National Council of Women
February 12, 1915.
My dear Miss Addams:
Your letter of February 9 is at hand and I hasten to reply. I shall be very pleased to take up correspondence with the National Councils of Women affiliated with the International Council, but it seems to me you should outline the proposal which we shall make to these people that there may be no misunderstanding.
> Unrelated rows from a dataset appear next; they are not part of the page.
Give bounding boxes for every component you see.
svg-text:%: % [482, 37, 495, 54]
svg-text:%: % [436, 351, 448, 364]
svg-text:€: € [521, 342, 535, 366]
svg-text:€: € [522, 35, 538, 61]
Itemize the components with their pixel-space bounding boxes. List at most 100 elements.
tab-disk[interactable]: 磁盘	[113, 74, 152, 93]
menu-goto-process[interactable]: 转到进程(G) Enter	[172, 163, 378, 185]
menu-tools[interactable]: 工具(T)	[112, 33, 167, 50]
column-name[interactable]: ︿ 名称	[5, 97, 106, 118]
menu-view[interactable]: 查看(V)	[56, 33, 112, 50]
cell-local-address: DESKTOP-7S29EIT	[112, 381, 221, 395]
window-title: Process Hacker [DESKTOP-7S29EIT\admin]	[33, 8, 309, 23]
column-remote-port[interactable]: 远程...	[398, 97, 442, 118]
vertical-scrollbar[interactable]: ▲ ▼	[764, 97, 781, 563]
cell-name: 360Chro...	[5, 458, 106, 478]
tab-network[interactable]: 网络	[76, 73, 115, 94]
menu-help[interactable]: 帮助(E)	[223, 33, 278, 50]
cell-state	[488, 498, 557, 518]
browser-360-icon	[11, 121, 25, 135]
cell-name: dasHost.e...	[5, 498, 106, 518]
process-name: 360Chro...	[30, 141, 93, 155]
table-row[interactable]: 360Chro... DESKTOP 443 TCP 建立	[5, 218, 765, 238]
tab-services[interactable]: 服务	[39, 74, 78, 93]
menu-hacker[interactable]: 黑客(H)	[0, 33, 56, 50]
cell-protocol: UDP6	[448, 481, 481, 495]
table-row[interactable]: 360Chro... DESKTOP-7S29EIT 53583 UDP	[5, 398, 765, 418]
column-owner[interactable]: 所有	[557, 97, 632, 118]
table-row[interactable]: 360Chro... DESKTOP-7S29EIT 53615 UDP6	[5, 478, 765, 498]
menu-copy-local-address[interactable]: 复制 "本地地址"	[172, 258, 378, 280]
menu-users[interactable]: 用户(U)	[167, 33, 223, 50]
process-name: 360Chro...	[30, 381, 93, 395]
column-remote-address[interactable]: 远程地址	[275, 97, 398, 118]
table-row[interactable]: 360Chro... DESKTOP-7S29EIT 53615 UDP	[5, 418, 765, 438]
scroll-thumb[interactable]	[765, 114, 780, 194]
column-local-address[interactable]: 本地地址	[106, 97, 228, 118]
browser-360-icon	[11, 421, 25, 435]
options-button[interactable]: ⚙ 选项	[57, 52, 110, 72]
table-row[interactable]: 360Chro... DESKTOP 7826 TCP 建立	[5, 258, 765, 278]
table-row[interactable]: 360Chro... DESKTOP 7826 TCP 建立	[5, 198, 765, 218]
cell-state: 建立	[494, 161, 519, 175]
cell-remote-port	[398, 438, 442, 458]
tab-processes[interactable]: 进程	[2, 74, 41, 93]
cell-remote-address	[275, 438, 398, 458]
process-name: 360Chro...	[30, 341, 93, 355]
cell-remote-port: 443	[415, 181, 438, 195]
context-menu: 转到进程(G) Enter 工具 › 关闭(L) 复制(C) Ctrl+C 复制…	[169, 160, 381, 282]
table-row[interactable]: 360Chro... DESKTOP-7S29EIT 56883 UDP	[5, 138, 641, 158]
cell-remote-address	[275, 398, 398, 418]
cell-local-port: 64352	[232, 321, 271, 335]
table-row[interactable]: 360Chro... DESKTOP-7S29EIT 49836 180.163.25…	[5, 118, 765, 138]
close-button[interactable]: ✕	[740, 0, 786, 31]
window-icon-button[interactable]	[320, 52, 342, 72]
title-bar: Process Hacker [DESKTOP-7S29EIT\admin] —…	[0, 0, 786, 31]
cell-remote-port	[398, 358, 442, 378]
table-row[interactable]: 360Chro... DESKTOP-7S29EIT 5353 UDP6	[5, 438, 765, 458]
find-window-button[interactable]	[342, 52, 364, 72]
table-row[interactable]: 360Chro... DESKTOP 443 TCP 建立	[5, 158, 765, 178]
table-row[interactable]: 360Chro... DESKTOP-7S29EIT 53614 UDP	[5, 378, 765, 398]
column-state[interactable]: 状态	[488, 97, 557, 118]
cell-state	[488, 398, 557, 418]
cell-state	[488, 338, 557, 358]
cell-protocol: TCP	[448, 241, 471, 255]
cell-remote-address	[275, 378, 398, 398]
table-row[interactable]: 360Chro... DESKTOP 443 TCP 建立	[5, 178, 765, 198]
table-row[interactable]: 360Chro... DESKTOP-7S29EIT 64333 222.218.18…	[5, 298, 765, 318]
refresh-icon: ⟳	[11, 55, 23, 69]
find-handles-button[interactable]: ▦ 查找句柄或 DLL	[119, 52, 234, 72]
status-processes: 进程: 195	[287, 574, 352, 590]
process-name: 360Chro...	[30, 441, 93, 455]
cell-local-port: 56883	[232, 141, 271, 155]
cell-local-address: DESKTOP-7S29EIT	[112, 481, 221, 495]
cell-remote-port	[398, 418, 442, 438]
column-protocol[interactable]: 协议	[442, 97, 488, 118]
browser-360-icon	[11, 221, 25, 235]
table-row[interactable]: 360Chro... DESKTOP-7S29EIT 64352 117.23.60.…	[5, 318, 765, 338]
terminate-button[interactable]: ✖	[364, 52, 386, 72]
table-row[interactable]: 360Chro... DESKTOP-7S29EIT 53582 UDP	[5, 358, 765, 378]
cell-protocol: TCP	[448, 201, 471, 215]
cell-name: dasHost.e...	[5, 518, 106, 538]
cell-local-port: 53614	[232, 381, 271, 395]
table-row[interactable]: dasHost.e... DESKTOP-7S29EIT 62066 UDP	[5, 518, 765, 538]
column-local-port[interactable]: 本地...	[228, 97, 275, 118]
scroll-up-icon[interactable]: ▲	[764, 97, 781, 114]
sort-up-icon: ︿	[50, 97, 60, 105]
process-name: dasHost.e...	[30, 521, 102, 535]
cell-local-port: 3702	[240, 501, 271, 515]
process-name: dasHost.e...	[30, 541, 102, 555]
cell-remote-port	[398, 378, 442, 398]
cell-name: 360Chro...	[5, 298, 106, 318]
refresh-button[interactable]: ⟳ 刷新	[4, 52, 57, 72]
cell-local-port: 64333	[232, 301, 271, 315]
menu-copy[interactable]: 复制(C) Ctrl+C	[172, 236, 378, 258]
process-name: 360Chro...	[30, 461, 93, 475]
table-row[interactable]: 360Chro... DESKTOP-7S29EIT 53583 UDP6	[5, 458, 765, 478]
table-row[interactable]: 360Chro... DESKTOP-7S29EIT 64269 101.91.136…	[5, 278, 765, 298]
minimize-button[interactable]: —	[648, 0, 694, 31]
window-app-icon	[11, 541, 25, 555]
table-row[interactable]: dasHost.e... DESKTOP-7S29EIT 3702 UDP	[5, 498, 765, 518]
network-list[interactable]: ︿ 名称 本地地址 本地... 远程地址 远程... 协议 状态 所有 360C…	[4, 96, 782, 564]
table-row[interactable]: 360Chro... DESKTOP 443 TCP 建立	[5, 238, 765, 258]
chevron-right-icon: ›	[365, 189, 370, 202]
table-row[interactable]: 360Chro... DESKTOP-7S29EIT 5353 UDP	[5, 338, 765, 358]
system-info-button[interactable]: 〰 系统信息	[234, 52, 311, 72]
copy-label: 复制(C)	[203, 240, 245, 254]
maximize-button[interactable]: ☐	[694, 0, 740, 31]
I enclose a letter which has just come to me from Miss Janes, organizing secretary for the Council of Great Britain. Also find one from Mrs. Cummings, of Toronto. You can see that she resents the thought that an Austrian had a part in the Peace Party. I replied immediately and told her that the only foreigner we had any difficulty in eliminating was Mrs. [Pethick]-Lawrence, but I also told her that we gave Mrs. [Pethick]-Lawrence the credit she deserves for having aroused the interest of people. I am glad the request came [page 2] from an English woman rather than from one of the other nations in regard to this matter. I think there has been such a feeling against Dr. Schwimmer on both sides. A good many Germans think she leans too much to the allies and is not pro Austrian sufficiently; on the other hand we have the expressed opinion of many persons interested in organized effort that she was too much Austrian in her feelings. But a similar thing might be said of Mrs. [Pethick]-Lawrence.